In a report published today, the think tank stated that ‘new clinical delivery models are needed to meet demand’ and provide effective GP services in the years to come.

The report authors studied existing innovative models of general practice in the UK and elsewhere and identified four features they believe will be important for general practice to adopt: 

These are:

·Building and maintaining strong relationships between patients and professionals: Focusing on team-based approaches that ‘free up time for GPs to see the patients who most need them’.

It would also, the report added, be a case of improving relationships between professionals, involving ‘a core team of professionals – a GP, a nurse practitioner, a case manager, a medical or health care assistant and an administrator – working together to support a registered list of patients’.

·A shift from reactive to proactive care: This would involve the use of electronic records, with ‘administrative staff contacting patients to carry out pre-appointment checks, checking tests had been completed and, after the appointment providing follow-up care’.

·Developing the skills-mix: Traditional roles in general practices have been challenged in some practices through the introduction of new roles such as clinical pharmacists, physician associates, health coaches, behavioural health practitioners and paramedic practitioners.

These new roles can help medical and non-medical staff extend the scope of their practice, and help manage the practice teams’ workload. 

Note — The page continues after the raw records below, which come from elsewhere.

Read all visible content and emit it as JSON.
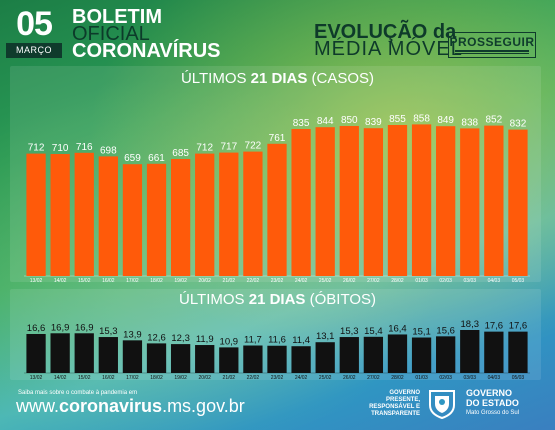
{
  "header": {
    "day": "05",
    "month": "MARÇO",
    "boletim_line1": "BOLETIM",
    "boletim_line2": "OFICIAL",
    "boletim_line3": "CORONAVÍRUS",
    "evolution_line1": "EVOLUÇÃO da",
    "evolution_line2": "MÉDIA MÓVEL",
    "partner_logo": "PROSSEGUIR"
  },
  "chart_data": [
    {
      "type": "bar",
      "title_prefix": "ÚLTIMOS ",
      "title_bold": "21 DIAS",
      "title_suffix": " (CASOS)",
      "categories": [
        "13/02",
        "14/02",
        "15/02",
        "16/02",
        "17/02",
        "18/02",
        "19/02",
        "20/02",
        "21/02",
        "22/02",
        "23/02",
        "24/02",
        "25/02",
        "26/02",
        "27/02",
        "28/02",
        "01/03",
        "02/03",
        "03/03",
        "04/03",
        "05/03"
      ],
      "values": [
        712,
        710,
        716,
        698,
        659,
        661,
        685,
        712,
        717,
        722,
        761,
        835,
        844,
        850,
        839,
        855,
        858,
        849,
        838,
        852,
        832
      ],
      "value_labels": [
        "712",
        "710",
        "716",
        "698",
        "659",
        "661",
        "685",
        "712",
        "717",
        "722",
        "761",
        "835",
        "844",
        "850",
        "839",
        "855",
        "858",
        "849",
        "838",
        "852",
        "832"
      ],
      "ylim": [
        100,
        1000
      ],
      "bar_color": "#ff5a0a"
    },
    {
      "type": "bar",
      "title_prefix": "ÚLTIMOS ",
      "title_bold": "21 DIAS",
      "title_suffix": " (ÓBITOS)",
      "categories": [
        "13/02",
        "14/02",
        "15/02",
        "16/02",
        "17/02",
        "18/02",
        "19/02",
        "20/02",
        "21/02",
        "22/02",
        "23/02",
        "24/02",
        "25/02",
        "26/02",
        "27/02",
        "28/02",
        "01/03",
        "02/03",
        "03/03",
        "04/03",
        "05/03"
      ],
      "values": [
        16.6,
        16.9,
        16.9,
        15.3,
        13.9,
        12.6,
        12.3,
        11.9,
        10.9,
        11.7,
        11.6,
        11.4,
        13.1,
        15.3,
        15.4,
        16.4,
        15.1,
        15.6,
        18.3,
        17.6,
        17.6
      ],
      "value_labels": [
        "16,6",
        "16,9",
        "16,9",
        "15,3",
        "13,9",
        "12,6",
        "12,3",
        "11,9",
        "10,9",
        "11,7",
        "11,6",
        "11,4",
        "13,1",
        "15,3",
        "15,4",
        "16,4",
        "15,1",
        "15,6",
        "18,3",
        "17,6",
        "17,6"
      ],
      "ylim": [
        0,
        20
      ],
      "bar_color": "#111111"
    }
  ],
  "footer": {
    "small_text": "Saiba mais sobre o combate à pandemia em",
    "url_prefix": "www.",
    "url_bold": "coronavirus",
    "url_suffix": ".ms.gov.br",
    "tag_line1": "GOVERNO",
    "tag_line2": "PRESENTE,",
    "tag_line3": "RESPONSÁVEL E",
    "tag_line4": "TRANSPARENTE",
    "gov_line1": "GOVERNO",
    "gov_line2": "DO ESTADO",
    "gov_sub": "Mato Grosso do Sul"
  }
}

·Using technology: Technology should work in synergy with the team, ‘complementing rather than replacing teamworking’, and effective information-sharing systems are pivotal to the success of networked models of care, the report concluded. 
 
As practices focus on introducing these additional elements, the ‘underpinning philosophy of general practice’ should not be lost, the report said.
 
This philosophy was summarised as centred around five core attributes: person-centred, holistic care, access, continuity of care, co-ordination of care, and community focus.
 
However, The King’s Fund said that if practices are to incorporate the alterations that will make them successful in the future, ‘external support for improvement will be critical, as general practice often has less access to the financial or human resources needed to undertake change than other NHS organisations’.
 
The think tank’s call for better funding in general practice were echoed by Royal College of Physicians chair professor Helen Stokes-Lampard, who said: ‘GPs are certainly not scared of change, but we do need the support and resources to implement change effectively, in the best interests of patient care, and ultimately the wider NHS.
 
‘This report underlines just how important it is that NHS England’s General Practice Forward View, including £2bn extra a year for general practice and 5,000 more GPs by 2020, is delivered in full and as a matter of urgency.’